Delhi on high alert as taxi from Pathankot ‘hijacked’

What sent the police into a tizzy was an input that the white Alto taxi might have headed in the direction of the national capital after being "hijacked".

January 23, 2016 12:37 am | Updated November 17, 2021 04:17 am IST - NEW DELHI

Securitymen guard a barricade near the route of the Republic Day parade inNew Delhi on Friday.

Securitymen guard a barricade near the route of the Republic Day parade inNew Delhi on Friday.

A taxi gone missing from Pathankot and its driver found dead hundreds of kilometres away forced the Delhi police to put the national capital on alert on Friday.

What sent the police into a tizzy was an input that the white Alto taxi might have headed in the direction of the national capital after being “hijacked.”

They immediately took to social networking sites to issue alerts and appeals to dial the police control room number 100 if the taxi with the registration number HP 01D 2440 was spotted anywhere.
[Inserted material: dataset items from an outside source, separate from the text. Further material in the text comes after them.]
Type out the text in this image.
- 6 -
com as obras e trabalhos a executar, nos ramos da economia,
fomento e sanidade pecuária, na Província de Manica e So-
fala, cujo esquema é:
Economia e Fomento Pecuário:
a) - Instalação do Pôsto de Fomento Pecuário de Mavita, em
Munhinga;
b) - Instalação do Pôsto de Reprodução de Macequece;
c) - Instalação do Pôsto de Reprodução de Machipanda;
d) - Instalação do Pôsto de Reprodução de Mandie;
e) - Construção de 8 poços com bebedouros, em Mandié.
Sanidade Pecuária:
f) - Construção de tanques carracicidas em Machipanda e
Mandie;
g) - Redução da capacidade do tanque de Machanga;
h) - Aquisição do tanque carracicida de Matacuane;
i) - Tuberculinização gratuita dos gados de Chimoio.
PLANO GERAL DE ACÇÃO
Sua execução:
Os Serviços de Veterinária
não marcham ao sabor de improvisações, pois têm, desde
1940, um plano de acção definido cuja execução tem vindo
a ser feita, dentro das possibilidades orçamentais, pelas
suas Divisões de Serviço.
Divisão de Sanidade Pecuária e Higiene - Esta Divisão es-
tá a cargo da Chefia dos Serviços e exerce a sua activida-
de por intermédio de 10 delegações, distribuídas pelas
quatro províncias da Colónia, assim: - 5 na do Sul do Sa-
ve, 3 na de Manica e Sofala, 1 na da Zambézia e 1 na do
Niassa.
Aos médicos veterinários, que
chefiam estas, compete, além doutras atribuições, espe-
The taxi was hired by three unidentified “Punjabi-speaking” men from Pathankot a week ago. The driver, Vijay Kumar, a native of Kangra in Himachal Pradesh, was found dead on a bridge in the same district on Wednesday.

The Pathankot police have learnt that the three “young” men were loaded with backpacks and apparently arrived from outside the town. A CCTV grab of the cab and the suspects has been circulated to obtain clues.

Delhi Police turn to Twitter

The Delhi Police have pinned their hopes on the public to report the presence in the national capital of the car gone missing from Pathankot.

On Friday, the twitter handle of the Delhi Police reached out to media houses in a bid for greater reach-out to the public.

Apart from several tweets and re-tweets, the police posted the picture and the alert message on their twitter handle. Police Commissioner B.S. Bassi himself tweeted the message from his personal account.

The hijacking gains in prominence as only a couple of days ago a blue-beacon flashing SUV, belonging to a senior ITBP officer, was stolen outside his residence in Noida. The police’s concern is that the two vehicles could be misused by terrorists.

After this incident and the recent arrests of terror suspects by the NIA nationwide, the Delhi Police brass met at the India Gate lawns in the afternoon. The aim was protecting the vital installations in the city, with a special emphasis on those in New Delhi.